2. The apparatus of claim 1 wherein

the number of independent layers of security include a first layer which uses a password, a second layer which uses voice biometric data, and a third layer which uses audio watermark data.

3. The apparatus of claim 1 wherein

the computer processor is programmed to receive a set of identification information for the first person, in addition to the voice input of the first person, from the authorized computer software application;

wherein the computer processor is programmed to determine if the set of identification information is associated with the first authorized person; and

wherein the computer processor is programmed to produce the output to the authorized computer software application to indicate that the voice input is from the first authorized person, based at least in part on the determination that the set of identification information is associated with the first authorized person.

4. A method comprising the steps of:

receiving at a computer processor, a voice input of a first person and a request for authorization by the first person to access an account from an authorized computer software application;

using the computer processor to subject the voice input to a number of independent layers of security, wherein the number of independent layers of security is programmed to be selected by a user, and wherein the number of independent layers of security is at least one; and

producing an output to the authorized computer software application to indicate that the voice input is from the first authorized person, based at least in part on the voice input satisfying the number of independent layers of security.

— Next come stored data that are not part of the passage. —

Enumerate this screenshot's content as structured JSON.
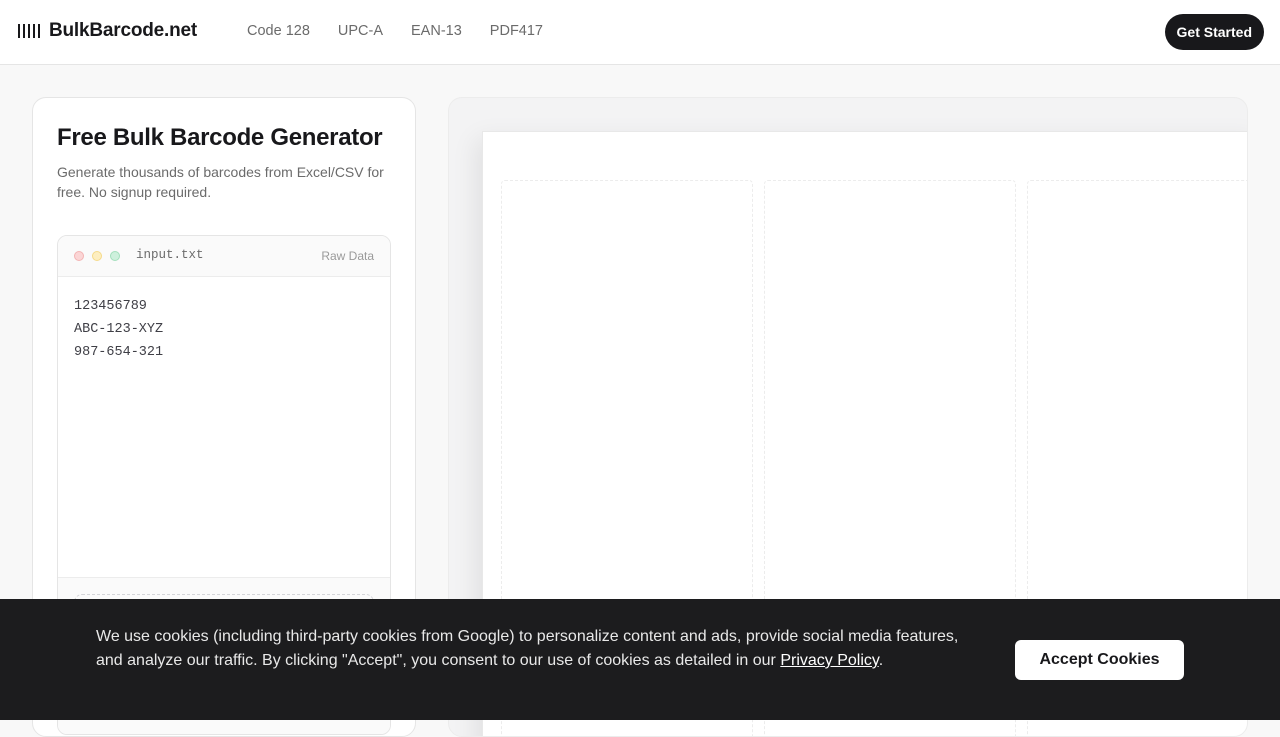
{
  "header": {
    "brand": "BulkBarcode.net",
    "nav": [
      "Code 128",
      "UPC-A",
      "EAN-13",
      "PDF417"
    ],
    "cta": "Get Started"
  },
  "panel": {
    "title": "Free Bulk Barcode Generator",
    "subtitle": "Generate thousands of barcodes from Excel/CSV for free. No signup required."
  },
  "editor": {
    "filename": "input.txt",
    "mode_label": "Raw Data",
    "lines": [
      "123456789",
      "ABC-123-XYZ",
      "987-654-321"
    ]
  },
  "cookie": {
    "text": "We use cookies (including third-party cookies from Google) to personalize content and ads, provide social media features, and analyze our traffic. By clicking \"Accept\", you consent to our use of cookies as detailed in our ",
    "link": "Privacy Policy",
    "end": ".",
    "button": "Accept Cookies"
  },
  "icons": {
    "brand": "barcode-icon",
    "window_controls": [
      "close-dot-icon",
      "minimize-dot-icon",
      "maximize-dot-icon"
    ]
  }
}
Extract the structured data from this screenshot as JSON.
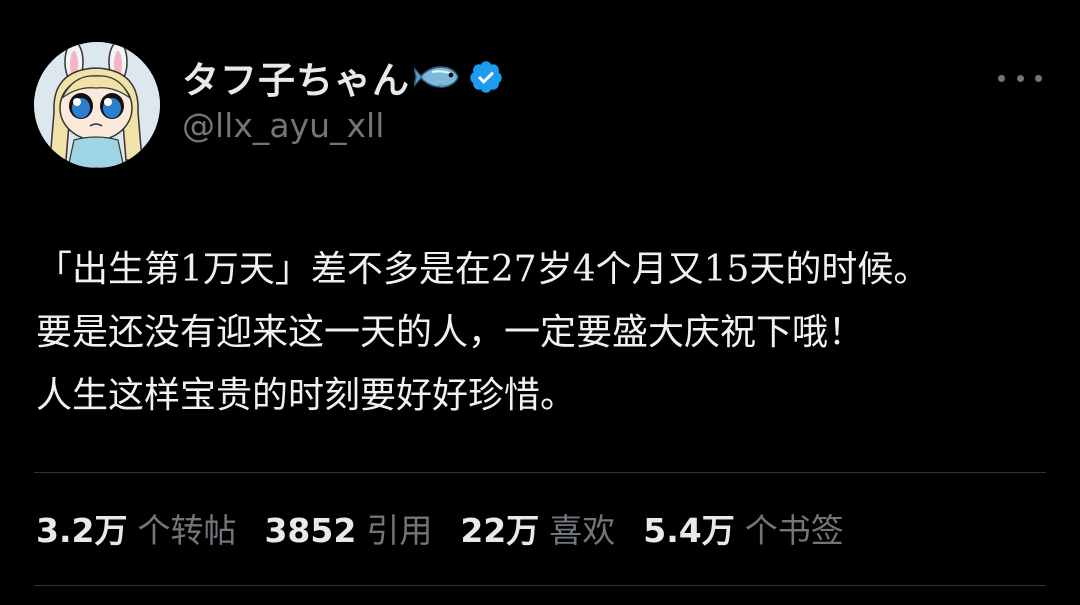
{
  "author": {
    "display_name": "タフ子ちゃん",
    "handle": "@llx_ayu_xll",
    "emoji": "fish-icon",
    "verified": true
  },
  "tweet": {
    "lines": [
      "「出生第1万天」差不多是在27岁4个月又15天的时候。",
      "要是还没有迎来这一天的人，一定要盛大庆祝下哦！",
      "人生这样宝贵的时刻要好好珍惜。"
    ]
  },
  "stats": [
    {
      "count": "3.2万",
      "label": "个转帖"
    },
    {
      "count": "3852",
      "label": "引用"
    },
    {
      "count": "22万",
      "label": "喜欢"
    },
    {
      "count": "5.4万",
      "label": "个书签"
    }
  ],
  "colors": {
    "background": "#000000",
    "text_primary": "#e7e9ea",
    "text_secondary": "#71767b",
    "verified": "#1d9bf0",
    "divider": "#2f3336"
  }
}
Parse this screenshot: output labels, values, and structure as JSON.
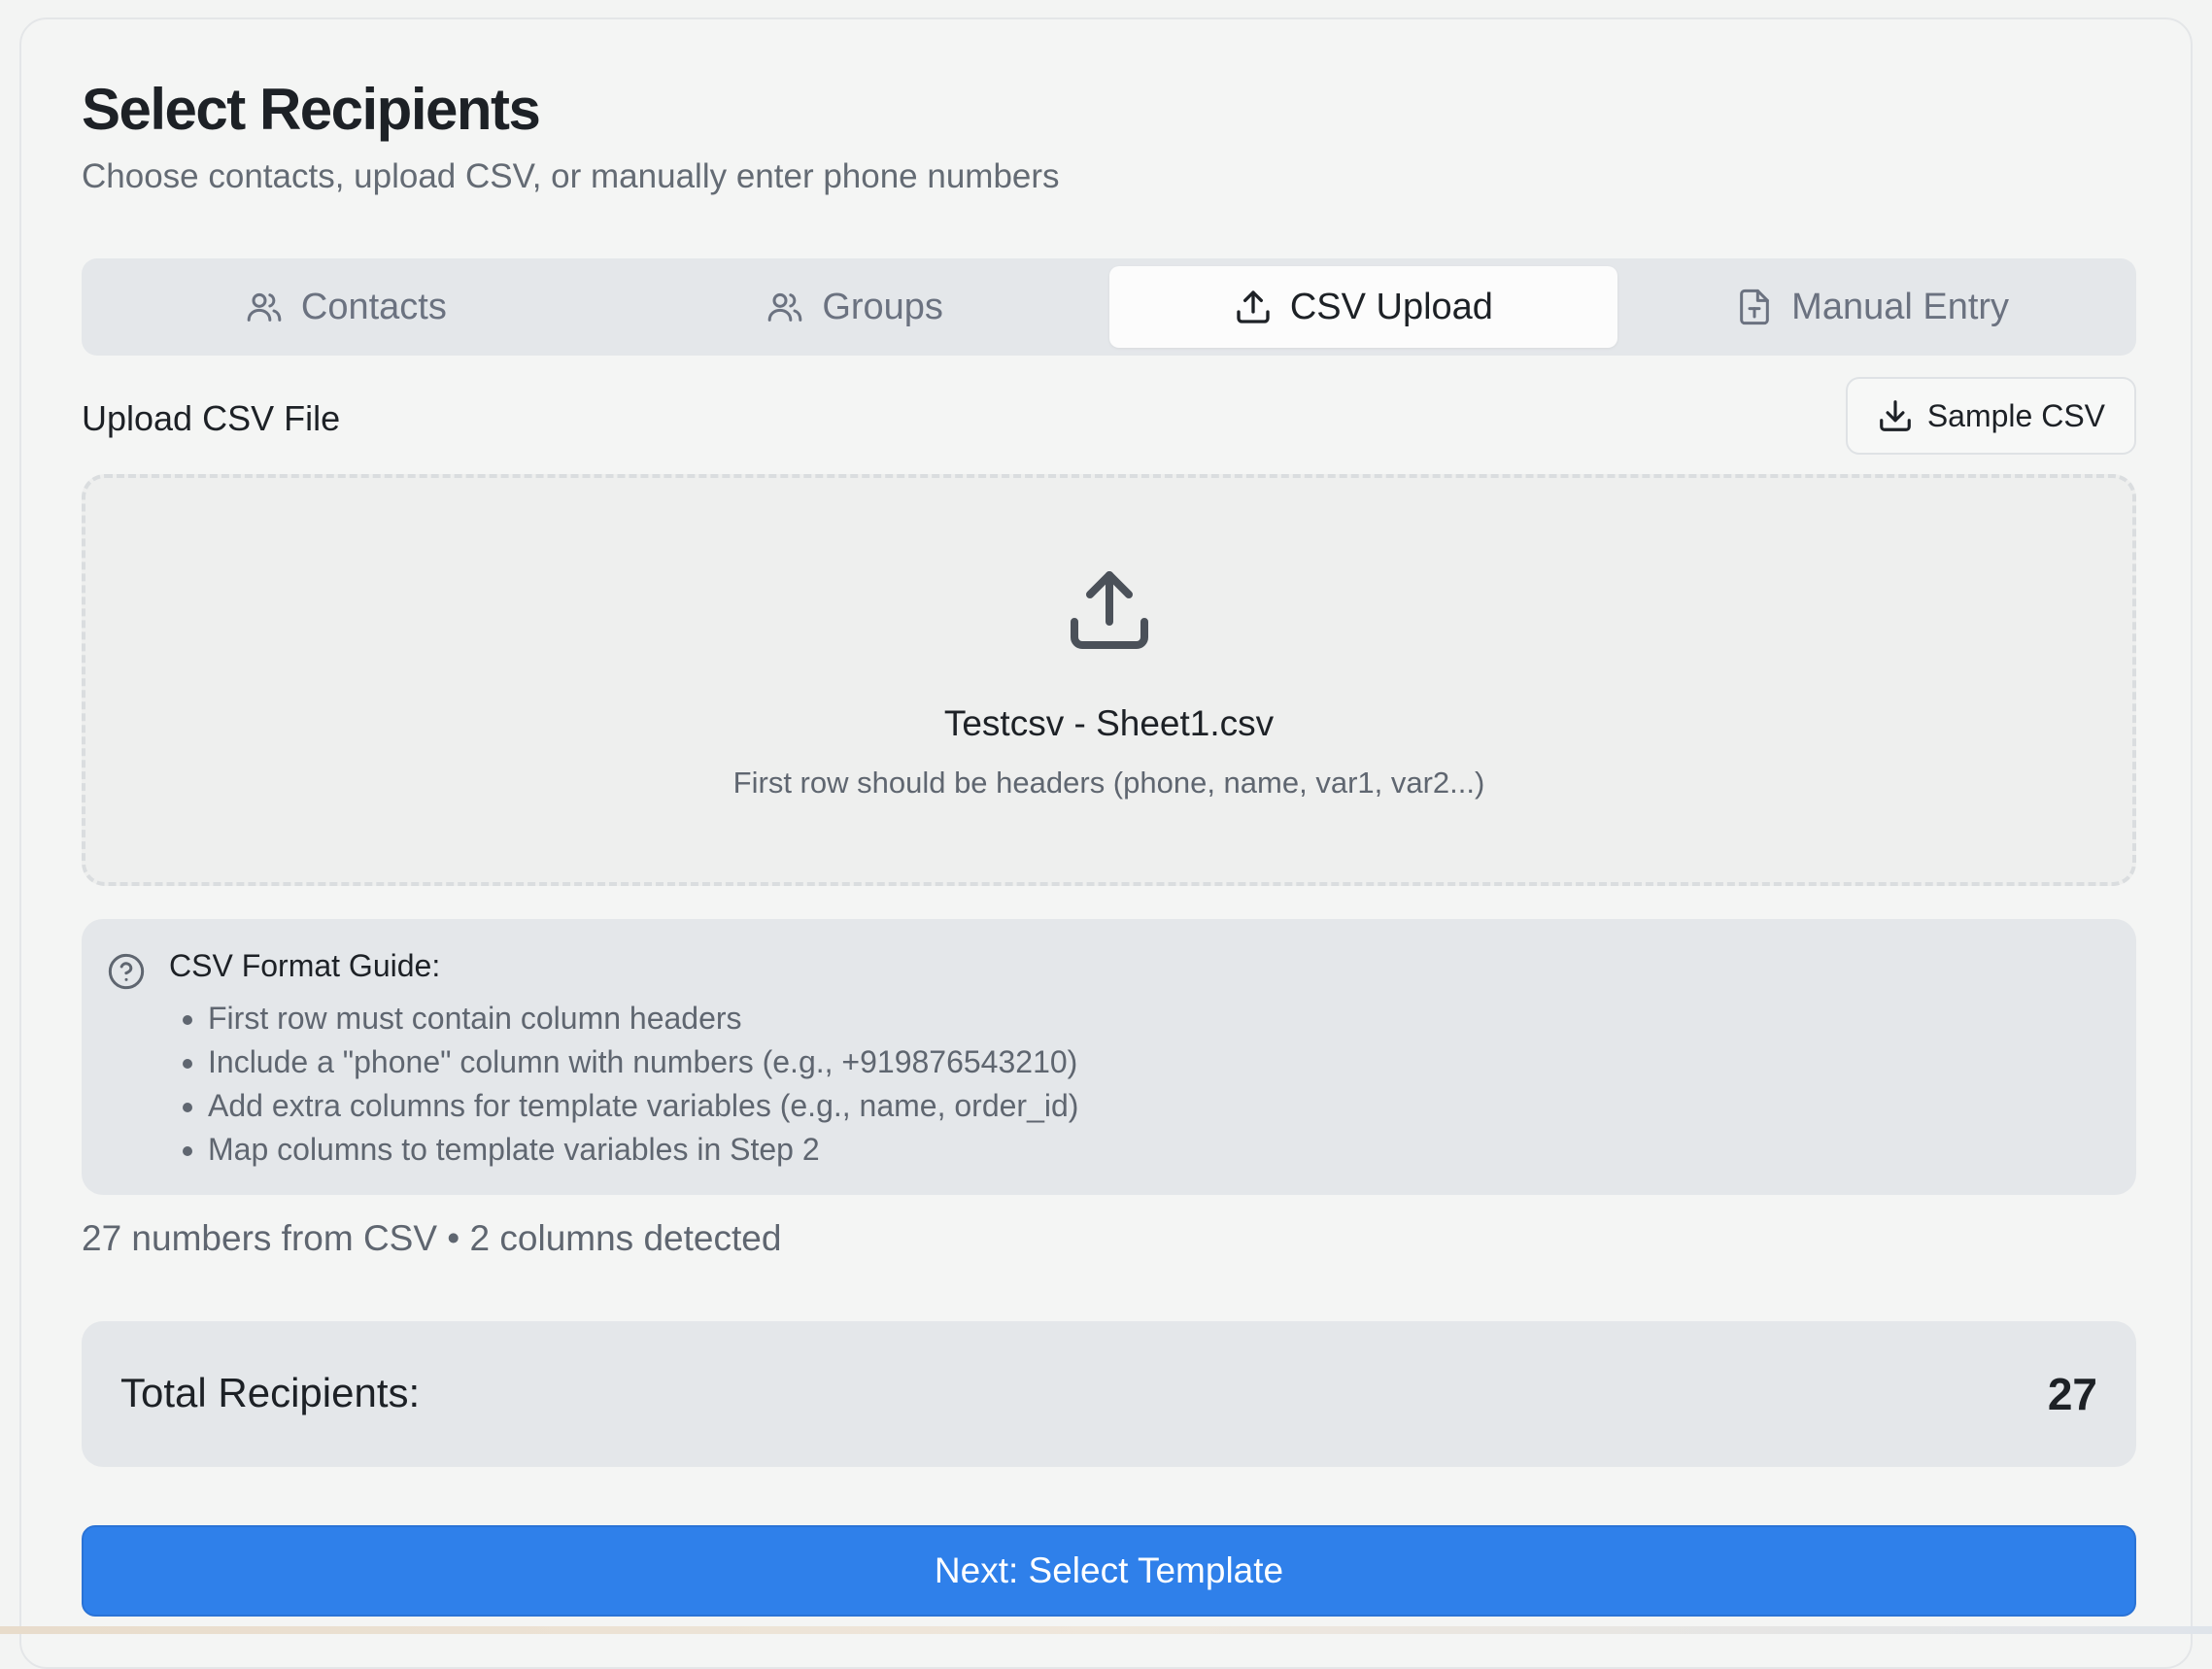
{
  "header": {
    "title": "Select Recipients",
    "subtitle": "Choose contacts, upload CSV, or manually enter phone numbers"
  },
  "tabs": [
    {
      "label": "Contacts",
      "icon": "users-icon",
      "active": false
    },
    {
      "label": "Groups",
      "icon": "users-icon",
      "active": false
    },
    {
      "label": "CSV Upload",
      "icon": "upload-icon",
      "active": true
    },
    {
      "label": "Manual Entry",
      "icon": "file-text-icon",
      "active": false
    }
  ],
  "upload": {
    "label": "Upload CSV File",
    "sample_button": "Sample CSV",
    "file_name": "Testcsv - Sheet1.csv",
    "hint": "First row should be headers (phone, name, var1, var2...)"
  },
  "guide": {
    "title": "CSV Format Guide:",
    "items": [
      "First row must contain column headers",
      "Include a \"phone\" column with numbers (e.g., +919876543210)",
      "Add extra columns for template variables (e.g., name, order_id)",
      "Map columns to template variables in Step 2"
    ]
  },
  "stats": {
    "summary": "27 numbers from CSV • 2 columns detected"
  },
  "total": {
    "label": "Total Recipients:",
    "value": "27"
  },
  "actions": {
    "next_label": "Next: Select Template"
  },
  "colors": {
    "accent": "#2f80ea",
    "panel": "#e4e7ea"
  }
}
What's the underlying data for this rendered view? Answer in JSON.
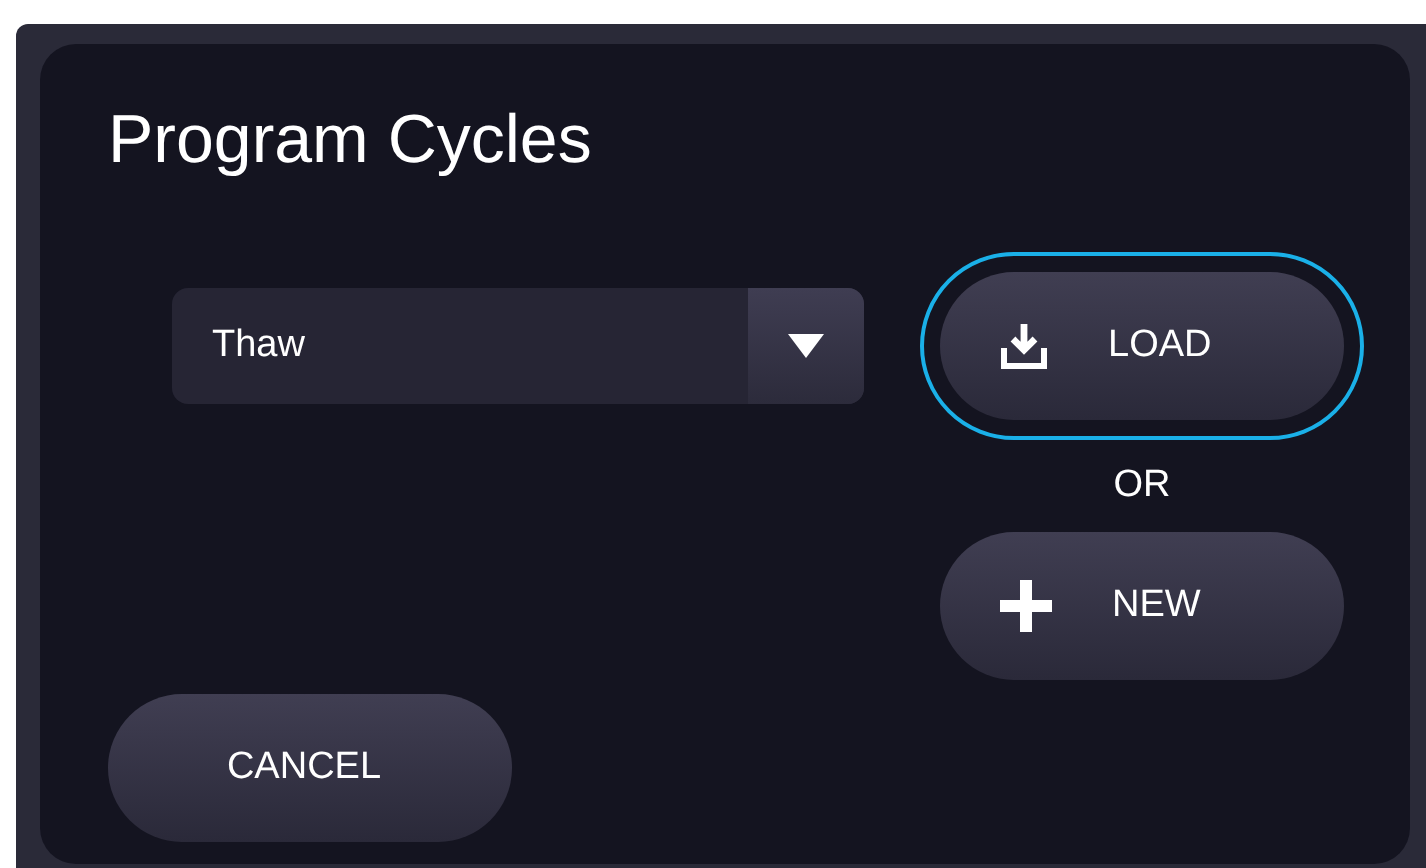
{
  "dialog": {
    "title": "Program Cycles"
  },
  "cycle_select": {
    "value": "Thaw"
  },
  "load_button": {
    "label": "LOAD",
    "focused": true
  },
  "separator": "OR",
  "new_button": {
    "label": "NEW",
    "focused": false
  },
  "cancel_button": {
    "label": "CANCEL",
    "focused": false
  }
}
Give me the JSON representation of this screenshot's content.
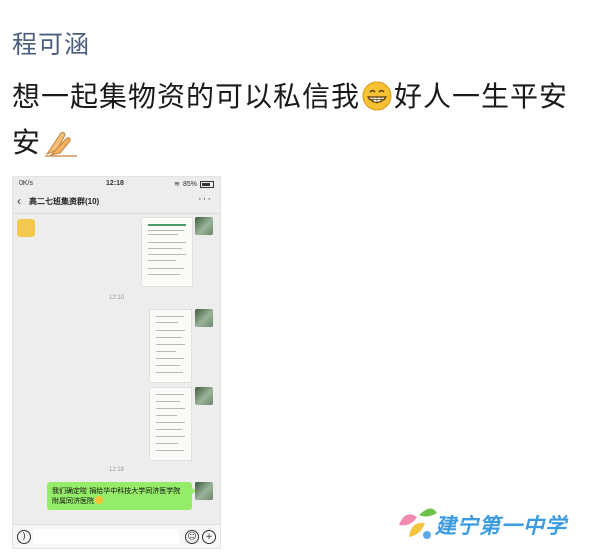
{
  "post": {
    "author": "程可涵",
    "text_part1": "想一起集物资的可以私信我",
    "text_part2": "好人一生平安"
  },
  "emoji": {
    "grin": "grinning-face-icon",
    "pray": "folded-hands-icon"
  },
  "phone_screenshot": {
    "status": {
      "speed": "0K/s",
      "time": "12:18",
      "battery": "85%"
    },
    "chat_title": "高二七班集资群(10)",
    "timestamps": [
      "12:10",
      "12:18"
    ],
    "message": "我们确定啦 捐给华中科技大学同济医学院附属同济医院"
  },
  "watermark": {
    "text": "建宁第一中学"
  },
  "colors": {
    "author": "#4b5f7d",
    "bubble": "#95ec69",
    "watermark": "#3b9be0"
  }
}
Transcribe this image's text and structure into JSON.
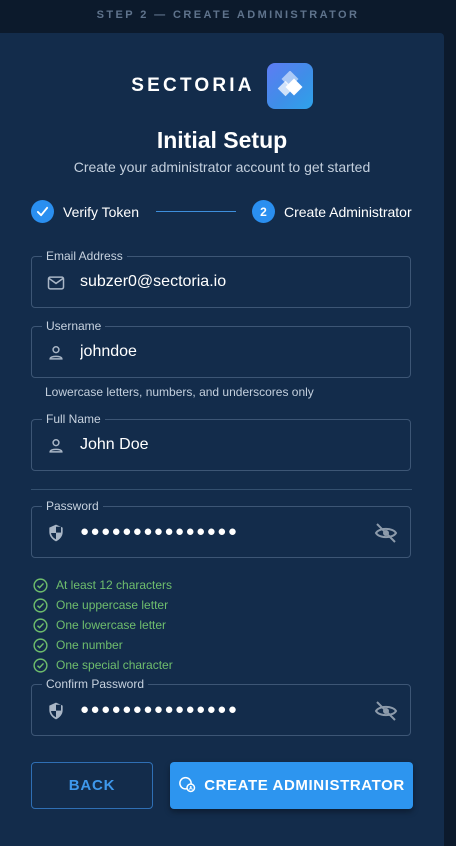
{
  "banner": {
    "text": "STEP 2 — CREATE ADMINISTRATOR"
  },
  "brand": {
    "name": "SECTORIA"
  },
  "header": {
    "title": "Initial Setup",
    "subtitle": "Create your administrator account to get started"
  },
  "stepper": {
    "steps": [
      {
        "label": "Verify Token",
        "status": "complete",
        "icon": "check-icon"
      },
      {
        "label": "Create Administrator",
        "status": "active",
        "number": "2"
      }
    ]
  },
  "form": {
    "email": {
      "label": "Email Address",
      "value": "subzer0@sectoria.io",
      "icon": "mail-icon"
    },
    "username": {
      "label": "Username",
      "value": "johndoe",
      "icon": "person-icon",
      "helper": "Lowercase letters, numbers, and underscores only"
    },
    "full_name": {
      "label": "Full Name",
      "value": "John Doe",
      "icon": "person-icon"
    },
    "password": {
      "label": "Password",
      "value": "●●●●●●●●●●●●●●●",
      "icon": "shield-icon",
      "toggle_icon": "eye-off-icon"
    },
    "requirements": [
      {
        "text": "At least 12 characters",
        "met": true
      },
      {
        "text": "One uppercase letter",
        "met": true
      },
      {
        "text": "One lowercase letter",
        "met": true
      },
      {
        "text": "One number",
        "met": true
      },
      {
        "text": "One special character",
        "met": true
      }
    ],
    "confirm_password": {
      "label": "Confirm Password",
      "value": "●●●●●●●●●●●●●●●",
      "icon": "shield-icon",
      "toggle_icon": "eye-off-icon"
    }
  },
  "actions": {
    "back_label": "BACK",
    "create_label": "CREATE ADMINISTRATOR",
    "create_icon": "admin-shield-icon"
  },
  "colors": {
    "background": "#0c1a2c",
    "card": "#132c4b",
    "accent": "#2d95ef",
    "success": "#6fbe6d"
  }
}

5. The method of claim 4 wherein

6. The method of claim 4 further comprising

receiving a set of identification information for the first person at the computer processor, in addition to the voice input of the first person, from the authorized computer software application;

using the computer processor to determine if the set of identification information is associated with the first authorized person; and

using the computer processor to produce the output to the authorized computer software application to indicate that the voice input is from the first authorized person, based at least in part on the determination that the set of identification information is associated with the first authorized person.

7. An apparatus comprising

a computer processor;

a computer memory;

wherein the computer processor is programmed to receive a plurality voice of inputs from a plurality of speakers during a training phase;

wherein the computer processor is programmed to store a plurality of voice print templates in a voice print template database in the computer memory corresponding to the plurality of voice inputs during the training phase;

wherein the computer processor during a recognition phase is programmed to receive a first voice input and to prepare a first template, and

wherein the computer processor during the recognition phase is programmed to compare the first template versus the template database and to determine a best match to identify a true speaker of the first voice input, based on a best score.